Eventually, there is sufficient soil to support grasses and other herbaceous plants. Lichen-covered rock is interspersed with patches of various, more advanced, stages of vegetation. As soil continues to accumulate and hold more moisture, shrubs gain a foothold. After the establishment of the shrub stage and more soil formation, the environment becomes more humid and trees start to colonize the site. As the trees grow larger, the forest floor becomes more shaded. The plants beneath the canopy of trees are gradually replaced by more shade-tolerant species.

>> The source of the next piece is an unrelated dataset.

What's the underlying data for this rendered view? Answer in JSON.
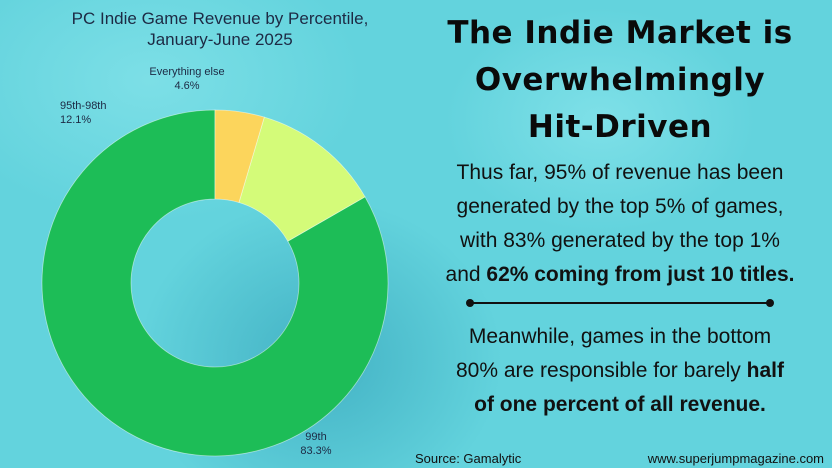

In the Lake of the Woods area boreal forest the most common tree species on former bare rock sites are balsam and primarily jack pine. White pine is also common in our southern regions and extends northward along the Lake of the Woods and Winnipeg River due to the climatic influence of large water bodies.
Mighty white pines thrive on former bare rock sites by spreading their roots through the meagre soil and into cracks and crevices in the rock. A forest fire has destroyed most or all of the organic soil around the charred tree root and set succession back to an earlier stage.
A forest fire has destroyed most or all of the organic soil around the charred tree root and set succession back to an earlier stage.
When jack pine is the dominant species, the forest depends on fire to regenerate as its cones only open to release their seeds at high temperatures. Jack pine trees are shade intolerant so the understory in a jack pine forest will have shade tolerant species, usually balsam fir. As the jack pines age and die, the balsam fir takes over. Balsam fir forest is prone to damage by spruce budworm, creating ideal conditions for forest fires. Fire opens the dormant jack pinecones putting the site on its way to a renewed jack pine forest. If fire strikes the jack pine forest, the forest will renew itself with the released seed, provided the trees are old enough to have cones.
Fire and logging are the two main factors which set back forests in this area. On average, without fire suppression, any given area of forest burns about every 70 years. When forests on former bare rock are destroyed by an extremely hot fire, it may completely destroy the plant community and burn all the organic soil. The process of primary succession starts over with lichens recolonizing the rock. If the fire is less intense, the plant community may be temporarily destroyed but the soil remains. When this happens, the plant community will re-establish itself at a later development stage and a new forest will be established relatively quickly in a process called secondary succession. Similarly, when an area is logged, the soil remains behind and secondary succession will begin if the area is not replanted with a particular commercially desired species.
Nature has also left areas of clay soil, sand from ancient beaches, gravel deposits from ancient beaches and riverbeds, deposits of glacial till and deep organic peat soil.
Since soil type determines the composition of forest in any given climate, it’s interesting to wander in our forests and ponder how they came to be and what lies underneath.